Dr. Ch. Venkat Kumar Raju, Dr. Sajitha Nair, Dr.C. Jayakumar Amrita Institute of medical sciences Kochi
1 ½ year old child was brought to the ER with complaints of acute onset of swelling involving the face and lips(fig1) which was asymmetric and non-pruritic, there was no edema elsewhere or hematuria. At the time of presentation there is no respiratory distress or stridor, Spo2 was maintained in room air. Chest was clear, general examination was within normal limits. No history of new food or medicine intake.
fig1
fig2
Child was shifted to PICU for observation fearing respiratory distress. Initial routine investigations were within normal limits. At this point we considered the possibility of angioedema ?cause . As there is significant family history of similar complaints(fig3).
Fig3
a possibility of Hereditary angioedema was also considered. Child was evaluated further. C1 esterase inhibitor levels were low 0.07mg/dl (19-37mg/dl). Whole exome sequencing conformed Heterozygous C.683 deletion in Exon 4 of SERPING 1. Same mutation was confirmed in mother and mother’s siblings also.
Childs acute phase was treated with FFP, and she improved within 24hrs(fig2). Child was discharged and was kept under follow up of pediatrics and genetics department. As child had a Severe angioedema over face and neck with respiratory distress at 2 years of age, she was started on Danazol after explaining the side effects and the need of regular follow up. She was under regular follow up of pediatrics and endocrinology departments. She improved symptomatically with danazol. At 5 years on routine evaluation, she was noticed to have increase in height centiles and advancement in bone age which was considered due to danazol.

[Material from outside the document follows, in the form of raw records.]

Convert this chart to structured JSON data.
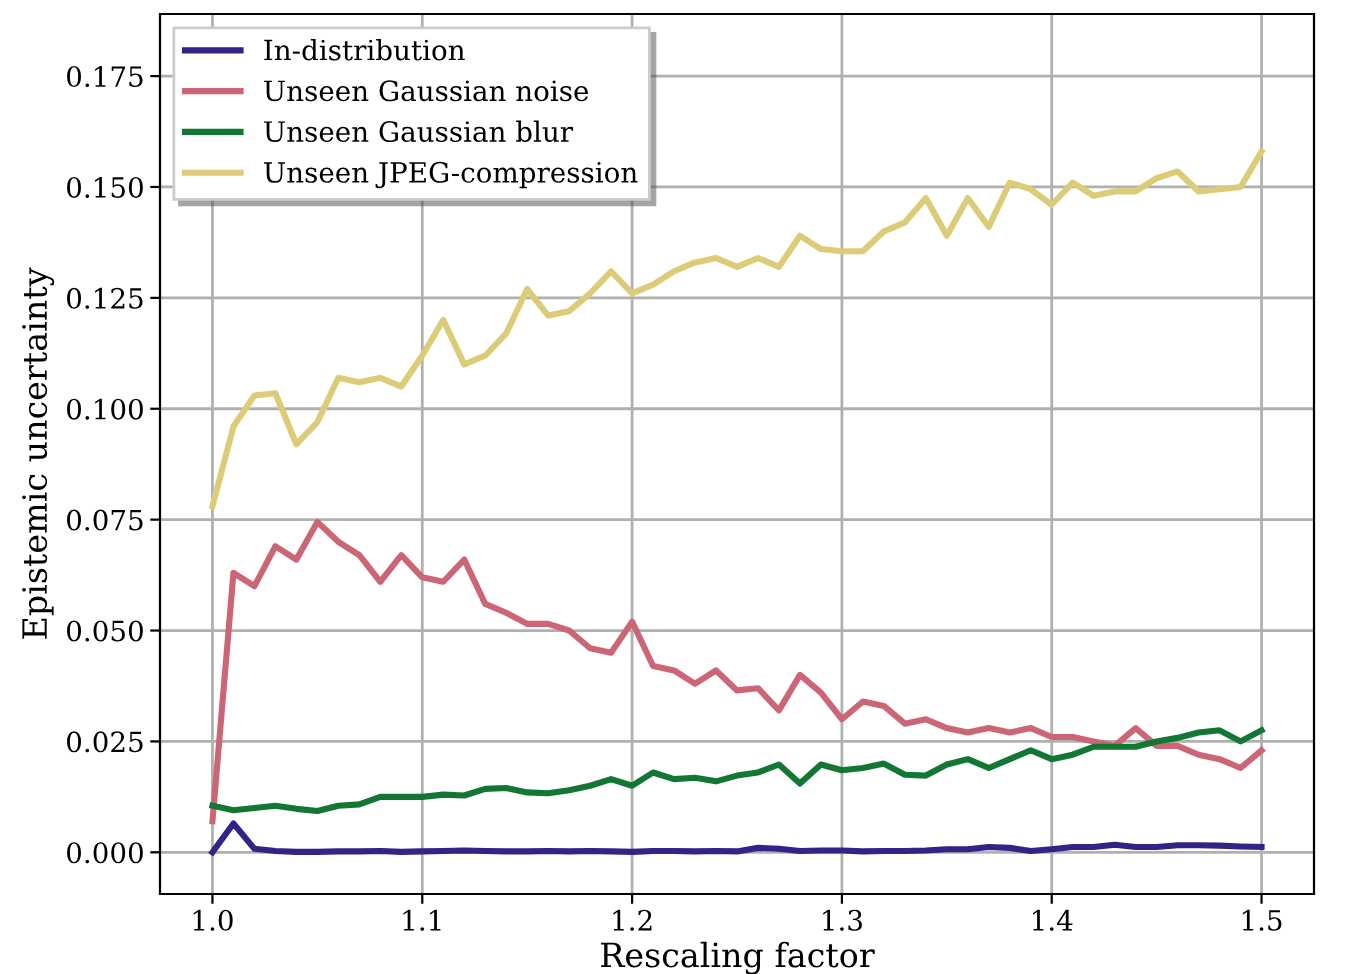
{
  "chart_data": {
    "type": "line",
    "xlabel": "Rescaling factor",
    "ylabel": "Epistemic uncertainty",
    "x": [
      1.0,
      1.01,
      1.02,
      1.03,
      1.04,
      1.05,
      1.06,
      1.07,
      1.08,
      1.09,
      1.1,
      1.11,
      1.12,
      1.13,
      1.14,
      1.15,
      1.16,
      1.17,
      1.18,
      1.19,
      1.2,
      1.21,
      1.22,
      1.23,
      1.24,
      1.25,
      1.26,
      1.27,
      1.28,
      1.29,
      1.3,
      1.31,
      1.32,
      1.33,
      1.34,
      1.35,
      1.36,
      1.37,
      1.38,
      1.39,
      1.4,
      1.41,
      1.42,
      1.43,
      1.44,
      1.45,
      1.46,
      1.47,
      1.48,
      1.49,
      1.5
    ],
    "series": [
      {
        "name": "In-distribution",
        "color": "#332288",
        "values": [
          0.0,
          0.0065,
          0.0008,
          0.0003,
          0.0001,
          0.0001,
          0.0002,
          0.0002,
          0.0003,
          0.0001,
          0.0002,
          0.0003,
          0.0004,
          0.0003,
          0.0002,
          0.0002,
          0.0003,
          0.0002,
          0.0003,
          0.0002,
          0.0001,
          0.0003,
          0.0003,
          0.0002,
          0.0003,
          0.0002,
          0.001,
          0.0008,
          0.0003,
          0.0004,
          0.0004,
          0.0002,
          0.0003,
          0.0003,
          0.0004,
          0.0007,
          0.0007,
          0.0012,
          0.001,
          0.0003,
          0.0007,
          0.0012,
          0.0012,
          0.0017,
          0.0012,
          0.0012,
          0.0016,
          0.0016,
          0.0015,
          0.0013,
          0.0012
        ]
      },
      {
        "name": "Unseen Gaussian noise",
        "color": "#cc6677",
        "values": [
          0.007,
          0.063,
          0.06,
          0.069,
          0.066,
          0.0745,
          0.07,
          0.067,
          0.061,
          0.067,
          0.062,
          0.061,
          0.066,
          0.056,
          0.054,
          0.0515,
          0.0515,
          0.05,
          0.046,
          0.045,
          0.052,
          0.042,
          0.041,
          0.038,
          0.041,
          0.0365,
          0.037,
          0.032,
          0.04,
          0.036,
          0.03,
          0.034,
          0.033,
          0.029,
          0.03,
          0.028,
          0.027,
          0.028,
          0.027,
          0.028,
          0.026,
          0.026,
          0.025,
          0.024,
          0.028,
          0.024,
          0.024,
          0.022,
          0.021,
          0.019,
          0.023
        ]
      },
      {
        "name": "Unseen Gaussian blur",
        "color": "#117733",
        "values": [
          0.0105,
          0.0095,
          0.01,
          0.0105,
          0.0098,
          0.0093,
          0.0105,
          0.0108,
          0.0125,
          0.0125,
          0.0125,
          0.013,
          0.0128,
          0.0143,
          0.0145,
          0.0135,
          0.0133,
          0.014,
          0.015,
          0.0165,
          0.015,
          0.018,
          0.0165,
          0.0168,
          0.016,
          0.0173,
          0.018,
          0.0198,
          0.0155,
          0.0198,
          0.0185,
          0.019,
          0.02,
          0.0175,
          0.0173,
          0.0198,
          0.021,
          0.019,
          0.021,
          0.023,
          0.021,
          0.022,
          0.0238,
          0.0238,
          0.0238,
          0.025,
          0.0258,
          0.027,
          0.0275,
          0.025,
          0.0275
        ]
      },
      {
        "name": "Unseen JPEG-compression",
        "color": "#ddcc77",
        "values": [
          0.078,
          0.096,
          0.103,
          0.1035,
          0.092,
          0.097,
          0.107,
          0.106,
          0.107,
          0.105,
          0.112,
          0.12,
          0.11,
          0.112,
          0.117,
          0.127,
          0.121,
          0.122,
          0.126,
          0.131,
          0.126,
          0.128,
          0.131,
          0.133,
          0.134,
          0.132,
          0.134,
          0.132,
          0.139,
          0.136,
          0.1355,
          0.1355,
          0.14,
          0.142,
          0.1475,
          0.139,
          0.1475,
          0.141,
          0.151,
          0.1495,
          0.146,
          0.151,
          0.148,
          0.149,
          0.149,
          0.152,
          0.1535,
          0.149,
          0.1495,
          0.15,
          0.158
        ]
      }
    ],
    "xlim": [
      0.975,
      1.525
    ],
    "ylim": [
      -0.0094,
      0.189
    ],
    "xticks": [
      {
        "value": 1.0,
        "label": "1.0"
      },
      1.1,
      1.2,
      1.3,
      1.4,
      1.5
    ],
    "yticks": [
      {
        "value": 0,
        "label": "0.000"
      },
      {
        "value": 0.025,
        "label": "0.025"
      },
      {
        "value": 0.05,
        "label": "0.050"
      },
      {
        "value": 0.075,
        "label": "0.075"
      },
      {
        "value": 0.1,
        "label": "0.100"
      },
      {
        "value": 0.125,
        "label": "0.125"
      },
      {
        "value": 0.15,
        "label": "0.150"
      },
      {
        "value": 0.175,
        "label": "0.175"
      }
    ],
    "grid": true,
    "legend": "top left",
    "marker": "none",
    "line_style": "solid"
  }
}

. As IV C1 esterase inhibitor was the only one recommended for this child’s age. The process of procuring the drug through the government rare disease policy was initiated .2 vials of the drug was procured, and the parents were counselled to use the drug in case of emergency. The need for prophylaxis therapy with C1 esterase inhibitor was discussed with parents. Supportive care and efforts to protect airways were the main options for managing angioedema until 2009(FFP was exception). Intravenous plasma derived C1 inhibitor was the first new targeted prophylactic therapy approved FDA, later there was Subcutaneous plasma derived C1 esterase inhibitor and human monoclonal inhibitor of plasma kallikrein (lanadelumab). HAE prognosis varies, but with proper management individuals can lead a normal life. Modern therapies improve outcomes, reducing attack severity. Early diagnosis and personalised treatment plans are crucial for favorable prognosis, enabling effective management of HAE impact on daily life. Carry home message- When faced with a child with angioedema having resistance to drugs like adrenaline, antihistamines, and steroids, and with recurrent pattern of attacks with or without family history, consider hereditary angioedema. Routine drugs are ineffective and of no use in a case of hereditary angioedema.